OK Go’s meticulously planned four-minute opus for their single Obsession is visually stunning. Using no post-production CGI magic, the video depends on perfect synchronicity—and no printer jams. It’s the world’s first high profile demonstration of “paper mapping,” a technique that involves programming printers to produce pixels of color to create a large image on cue. Conceived with the renowned Tokyo-based creative agency Six Tokyo, Obsession—an apt title—took two and a half years to plan and five days to film.

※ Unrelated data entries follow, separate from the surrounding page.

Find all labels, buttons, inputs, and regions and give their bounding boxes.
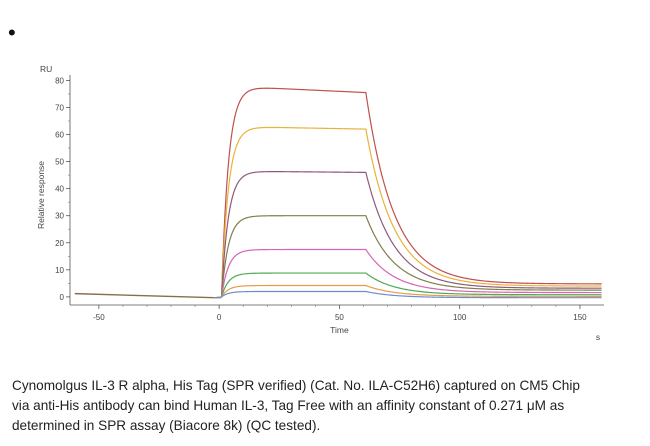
sensorgram-curve-6 — [214, 272, 602, 299]
sensorgram-curve-8 — [214, 290, 602, 299]
x-tick-label: -50 — [93, 313, 105, 322]
y-axis-unit: RU — [40, 64, 52, 74]
x-tick-label: 0 — [217, 313, 222, 322]
x-axis-unit: s — [596, 332, 600, 342]
x-tick-label: 150 — [573, 313, 587, 322]
y-tick-label: 80 — [55, 76, 64, 85]
y-tick-label: 40 — [55, 185, 64, 194]
y-tick-label: 70 — [55, 103, 64, 112]
caption-line-3: determined in SPR assay (Biacore 8k) (QC… — [12, 418, 321, 433]
y-tick-label: 30 — [55, 212, 64, 221]
y-tick-label: 0 — [60, 293, 65, 302]
sensorgram-curve-4 — [214, 215, 602, 299]
sensorgram-curve-3 — [214, 171, 602, 299]
bullet-marker: • — [8, 20, 16, 45]
sensorgram-curve-5 — [214, 248, 602, 299]
spr-sensorgram-chart: 0 10 20 30 40 50 60 70 80 -50 0 50 100 150 Relative re… — [36, 64, 604, 342]
caption-line-2: via anti-His antibody can bind Human IL-… — [12, 398, 565, 413]
y-axis-title: Relative response — [36, 161, 46, 229]
caption-line-1: Cynomolgus IL-3 R alpha, His Tag (SPR ve… — [12, 378, 580, 393]
chart-series-group — [74, 87, 602, 299]
x-tick-label: 100 — [453, 313, 467, 322]
sensorgram-curve-2 — [214, 126, 602, 299]
chart-axes — [66, 75, 604, 309]
chart-labels: 0 10 20 30 40 50 60 70 80 -50 0 50 100 150 Relative re… — [36, 64, 600, 342]
baseline-segment — [74, 292, 215, 299]
y-tick-label: 10 — [55, 266, 64, 275]
y-tick-label: 50 — [55, 158, 64, 167]
x-tick-label: 50 — [335, 313, 344, 322]
sensorgram-curve-7 — [214, 284, 602, 299]
sensorgram-curve-1 — [214, 87, 602, 299]
y-tick-label: 20 — [55, 239, 64, 248]
x-axis-title: Time — [330, 325, 349, 335]
y-tick-label: 60 — [55, 131, 64, 140]
figure-caption: Cynomolgus IL-3 R alpha, His Tag (SPR ve… — [12, 376, 642, 436]
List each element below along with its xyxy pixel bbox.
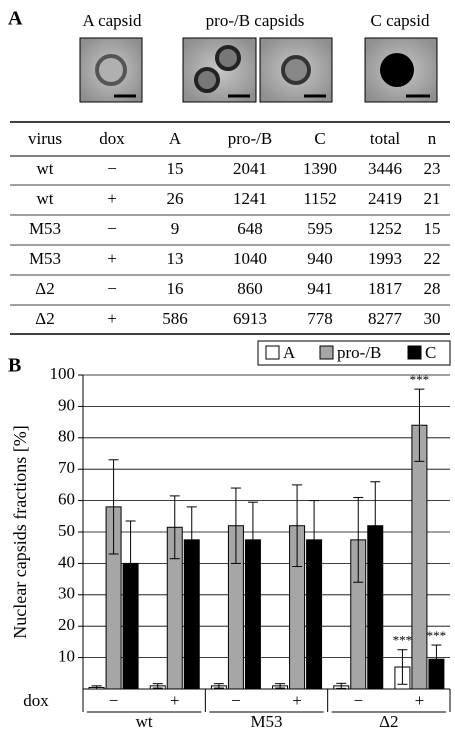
table-cell: 1390 — [303, 159, 337, 178]
table-cell: 15 — [167, 159, 184, 178]
table-cell: 1993 — [368, 249, 402, 268]
group-label: Δ2 — [379, 712, 398, 731]
table-header: pro-/B — [228, 129, 272, 148]
y-tick-label: 60 — [58, 490, 75, 509]
y-tick-label: 10 — [58, 647, 75, 666]
table-cell: 9 — [171, 219, 180, 238]
table-cell: 1241 — [233, 189, 267, 208]
table-cell: 3446 — [368, 159, 402, 178]
table-cell: wt — [37, 189, 54, 208]
table-cell: 15 — [424, 219, 441, 238]
x-tick-label: − — [231, 691, 241, 710]
table-cell: wt — [37, 159, 54, 178]
table-cell: 23 — [424, 159, 441, 178]
table-cell: 16 — [167, 279, 184, 298]
group-label: M53 — [250, 712, 282, 731]
y-tick-label: 20 — [58, 615, 75, 634]
x-tick-label: + — [415, 691, 425, 710]
table-cell: 860 — [237, 279, 263, 298]
table-cell: 1817 — [368, 279, 403, 298]
table-header: virus — [28, 129, 62, 148]
table-cell: + — [107, 309, 117, 328]
table-cell: 28 — [424, 279, 441, 298]
table-cell: 1252 — [368, 219, 402, 238]
x-tick-label: + — [170, 691, 180, 710]
table-cell: 2419 — [368, 189, 402, 208]
x-tick-label: − — [109, 691, 119, 710]
table-cell: 940 — [307, 249, 333, 268]
table-cell: 26 — [167, 189, 184, 208]
table-cell: 586 — [162, 309, 188, 328]
legend-label: C — [425, 343, 436, 362]
table-cell: − — [107, 279, 117, 298]
table-cell: 22 — [424, 249, 441, 268]
image-label: pro-/B capsids — [206, 11, 305, 30]
micrograph — [79, 37, 143, 103]
image-label: A capsid — [82, 11, 142, 30]
table-header: dox — [99, 129, 125, 148]
x-tick-label: + — [292, 691, 302, 710]
image-label: C capsid — [370, 11, 430, 30]
table-cell: 1040 — [233, 249, 267, 268]
legend-swatch — [265, 345, 280, 360]
y-tick-label: 50 — [58, 521, 75, 540]
y-axis-label: Nuclear capsids fractions [%] — [10, 425, 30, 638]
y-tick-label: 30 — [58, 584, 75, 603]
panel-label: A — [8, 8, 23, 30]
table-cell: 2041 — [233, 159, 267, 178]
table-cell: 941 — [307, 279, 333, 298]
table-cell: + — [107, 249, 117, 268]
table-cell: − — [107, 219, 117, 238]
micrograph — [182, 37, 257, 103]
panel-label: B — [8, 355, 21, 377]
y-tick-label: 70 — [58, 458, 75, 477]
table-cell: Δ2 — [35, 279, 54, 298]
significance-label: *** — [393, 633, 413, 648]
table-cell: M53 — [29, 219, 61, 238]
legend-swatch — [407, 345, 422, 360]
micrograph — [259, 37, 333, 103]
table-header: C — [314, 129, 325, 148]
table-cell: 595 — [307, 219, 333, 238]
table-header: n — [428, 129, 437, 148]
micrograph — [364, 37, 438, 103]
table-header: A — [169, 129, 182, 148]
x-tick-label: − — [353, 691, 363, 710]
table-cell: 21 — [424, 189, 441, 208]
legend-swatch — [319, 345, 334, 360]
x-axis-label: dox — [23, 691, 49, 710]
table-cell: 6913 — [233, 309, 267, 328]
table-cell: 1152 — [303, 189, 336, 208]
table-header: total — [370, 129, 400, 148]
significance-label: *** — [427, 628, 447, 643]
table-cell: 13 — [167, 249, 184, 268]
table-cell: 778 — [307, 309, 333, 328]
y-tick-label: 90 — [58, 395, 75, 414]
table-cell: 30 — [424, 309, 441, 328]
y-tick-label: 100 — [50, 364, 76, 383]
legend-label: pro-/B — [337, 343, 381, 362]
table-cell: − — [107, 159, 117, 178]
y-tick-label: 40 — [58, 552, 75, 571]
group-label: wt — [136, 712, 153, 731]
table-cell: M53 — [29, 249, 61, 268]
table-cell: Δ2 — [35, 309, 54, 328]
table-cell: + — [107, 189, 117, 208]
bar — [411, 424, 428, 690]
y-tick-label: 80 — [58, 427, 75, 446]
table-cell: 648 — [237, 219, 263, 238]
significance-label: *** — [410, 372, 430, 387]
table-cell: 8277 — [368, 309, 403, 328]
legend-label: A — [283, 343, 296, 362]
chart: B Nuclear capsids fractions [%] 10 20 30 40 50… — [8, 340, 451, 731]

Of the myriad small trials you might face in the office every day, there’s nothing like a printer jam to foil your groove. In their newest video, indie band OK Go, living up to their reputation for elaborately detailed and choreographed scenes, presents a productivity expert’s dream with a wall of 567 ink jet printers spewing out a gentle waterfall of printouts on cue. But was it worth it?
“The art projects we like the best involves finding a new sandbox. It’s like someone says ‘here’s a new area to play in. What would you do if we give you access to blank,” explained OK Go frontman Damien Kulash in a behind-the-scenes segment. A former graphic designer, Damien has directed several the band’s, videos including their original viral hit Here It Goes Again. OK Go’s “sandbox” this time was a room full of A4 office paper. Sponsored by the Thai paper company Double A, the video is as much a testament to OK Go’s deep fount of ingenuity as to their sponsor’s “extra smooth” paper stock.
“I wasn’t sure it was possible to get tens of thousands of prints through these printers with no errors,” says Kulash.
Obsessions is another artistic triumph for OK Go—and would be an original production, if not for the clichéd disclaimer in the beginning. The opening sequence reads: “By the time you see this, all this paper will have been recycled and proceeds give to Greenpeace,” a lapse into a familiar sustainability punch line.
A behind-the-scenes clip shows printed paper being collated in neat stacks, presumably to be sold by weight. “Because we’re in Japan, when you recycle, you can actually make money and we will give that money to environmental causes,” says Kulash in the video.
Producing great art requires a lot of resources. OK Go can’t be faulted for requiring tons of paper and ink for their experimentation. What’s bothersome is the vague, unsubstantiated—perhaps unnecessary—feel-good statement about recycling. Like the Target designers who wasted 16,000 edible chicken eggs to decorate a dinner party, the statement perpetuates the myth of zero-waste cycles. Just because something is recycled doesn’t guarantee that resources were not wasted and that there was no harm to the environment.
OK Go didn’t reply to our request for additional details about their recycling efforts, including how much ink jet toner was used in production (toner cartridges are considered electronic equipment and contribute to the global e-waste problem.) Greenpeace declined to confirm their donation and comment on this story, out of respect for the privacy of their donors, it said.